1977: Finally, the Rams catch a break, finally able to host the Vikings in a playoff game--with Tarkenton sidelined because of an injury. Vikings venture west, bring Viking weather with them as a deluge turns the Coliseum into a quagmire. Ram quarterback Pat Haden can't grip the slippery football and has three passes intercepted, Rams lose at home, 14-7, to a team quarterbacked by Bob Lee.

1988: For old times' sake, the Rams return to Minnesota for a wild-card game. No Kapp, no Tarkenton, no wind-chill factor inside the climate-controlled Metrodome. Same old story: Jim Everett goes 19 for 45 with three interceptions, Vikings win, 28-17.

The Los Angeles Vikings? I don't think so.

What next--Jack Clark to the Dodgers?

L.A. NFL CLASSIFIEDS

Wanted: One NFL franchise willing to relocate to our sunny climes, but not just anyone. Cardinals, Chargers, Vikings, Raiders need not apply. This time, we control the agenda:

Quarterback: Must be blond, suntanned, have movie-star looks. Preferably with ties to a local college.

Running back: Must be a proven 1,000-yard man, a big-play maker, a first-ballot hall of famer.
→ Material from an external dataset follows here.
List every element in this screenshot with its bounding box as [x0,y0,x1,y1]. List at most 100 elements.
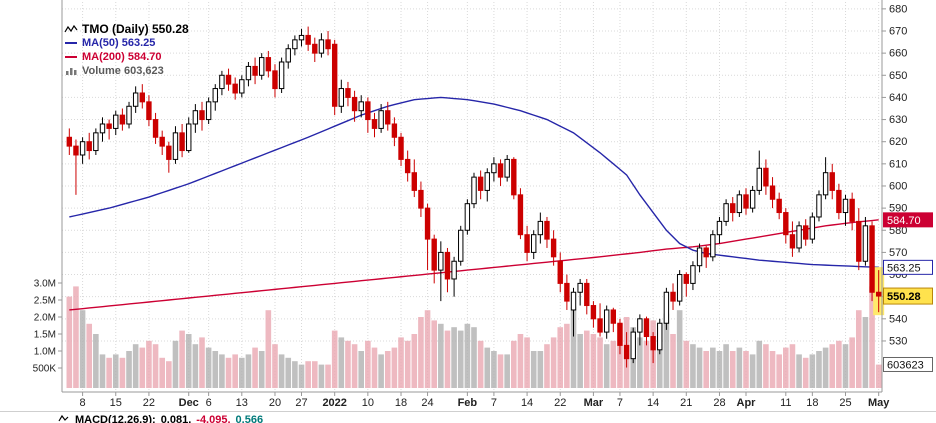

Go-to receiver: Must come equipped with a marquee-ready nickname, such as Magic or Diesel or The Great One or Rocket.

Owner: Must be committed to winning and paying whatever it takes. Cannot be camera-shy. Cannot be publicity-shy. Cannot be an over-the-hill crank. Must know football, must be quotable when he lets L.A. sportswriters know how much football he knows.

Glitz/arrogance factor: Must be able to lay it on thick. Must think of itself as the only team that matters. Must have cheerleaders who can cut it in a tough town that has grown to accept the Laker Girls but sent the Raiderettes packing.

Track record: Must know how to get to the Super Bowl and, once there, know how to win it.

And the NFL franchise that best fits Los Angeles' unique set of needs and demands is . . . oh, for the love of Roger Staubach . . . the Dallas Cowboys?

OK, let's try this one more time . . .

CHARGERS 2000: CHASING HISTORY

Last week: Equaled franchise record for worst start to a season, 0-11, first set in 1975.

This week: Host Kansas City. Attempting to become the first NFL team in 14 years to lose its first 12 games of the season.

Chances for success: Good. Chiefs 1-3 since defeating Super Bowl champion Rams, eager to end a three-game losing streak. Chargers again planning to start Ryan Leaf.

Ominous historical footnote: The 1975 Chargers won their 12th game, defeating the Chiefs, 28-20.

Reassuring historical footnote: Unlike the 1975 Chargers, the 2000 Chargers do not start Dan Fouts at quarterback.